While LPC recipe development can be accomplished through trial and error, it has been reported that some high-alloy steels used in the aerospace industry can take years to develop a single LPC recipe yielding acceptable results. This painstaking process does not even consider any effect of geometry on diffusion and carbide kinetics, which can be substantially more than atmospheric carburizing if the LPC process is not well controlled and/or the recipe is not well designed. Therefore, simulation is a more efficient method than trial and error for LPC recipe design. While it is true that characterizing the carbide kinetics for a steel alloy is time-consuming, though once complete, the model can be used to optimize a unique LPC recipe for each new geometry using that steel alloy. Simulation can also be used to optimize any surface carbon or case depth discrepancies between convex (higher surface carbon and shallower case depth) and concave (lower surface carbon and deeper case depth) geometric features.

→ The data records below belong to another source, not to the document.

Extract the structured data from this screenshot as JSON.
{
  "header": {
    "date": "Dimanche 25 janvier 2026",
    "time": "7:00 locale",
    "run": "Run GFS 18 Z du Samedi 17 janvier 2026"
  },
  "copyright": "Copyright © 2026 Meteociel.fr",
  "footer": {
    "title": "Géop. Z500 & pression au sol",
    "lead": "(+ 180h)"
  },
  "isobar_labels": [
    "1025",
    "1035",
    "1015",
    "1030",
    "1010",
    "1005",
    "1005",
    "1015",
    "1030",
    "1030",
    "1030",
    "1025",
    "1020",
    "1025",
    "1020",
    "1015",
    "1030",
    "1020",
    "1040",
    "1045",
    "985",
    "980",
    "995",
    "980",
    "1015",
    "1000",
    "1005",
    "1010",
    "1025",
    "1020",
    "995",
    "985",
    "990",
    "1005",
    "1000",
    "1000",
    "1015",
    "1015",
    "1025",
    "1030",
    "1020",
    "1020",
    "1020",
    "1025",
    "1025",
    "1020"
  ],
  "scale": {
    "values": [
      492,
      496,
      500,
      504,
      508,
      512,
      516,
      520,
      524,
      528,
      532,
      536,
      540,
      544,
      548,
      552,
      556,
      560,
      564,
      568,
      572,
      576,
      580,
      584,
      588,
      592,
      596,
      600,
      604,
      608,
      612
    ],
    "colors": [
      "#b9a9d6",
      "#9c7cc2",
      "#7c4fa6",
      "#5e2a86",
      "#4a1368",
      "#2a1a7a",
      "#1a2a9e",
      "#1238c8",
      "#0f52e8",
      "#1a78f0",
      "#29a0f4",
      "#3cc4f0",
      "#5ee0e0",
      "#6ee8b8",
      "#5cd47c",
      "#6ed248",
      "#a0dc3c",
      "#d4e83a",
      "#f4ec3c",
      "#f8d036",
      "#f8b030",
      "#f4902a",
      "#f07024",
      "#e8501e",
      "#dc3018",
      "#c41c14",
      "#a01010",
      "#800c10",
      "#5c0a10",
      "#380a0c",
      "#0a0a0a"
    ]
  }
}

- Pawel Rokicki and Kamil Dychton; Acetylene Flow Rate as a Crucial Parameter of Vacuum Carburizing Process of Modern Tool Steels, Archives of Metallurgy and Materials, Vol. 61, No. 4, pg. 2009 – 2012, 2016.
- Ogun Baris Tapar, Matthias Steinbacher, Jens Gibmeier, and Jeremy Epp; Investigation of the Effects of Low-Pressure Carburizing Process Parameters on Microstructural Evolution by Means of In Situ Synchrotron X-Ray Diffraction, Advanced Engineering Materials, 2021.
- B. Lynn Ferguson, Zhichao Li, Justin Sims, and Tianyu Yu; Vacuum Carburizing Steel Alloys Containing Strong Carbide Formers, Proceedings of the 29th ASM Heat Treating Society Conference, Oct. 24 – 26, 2017, Columbus, OH, U.S.A.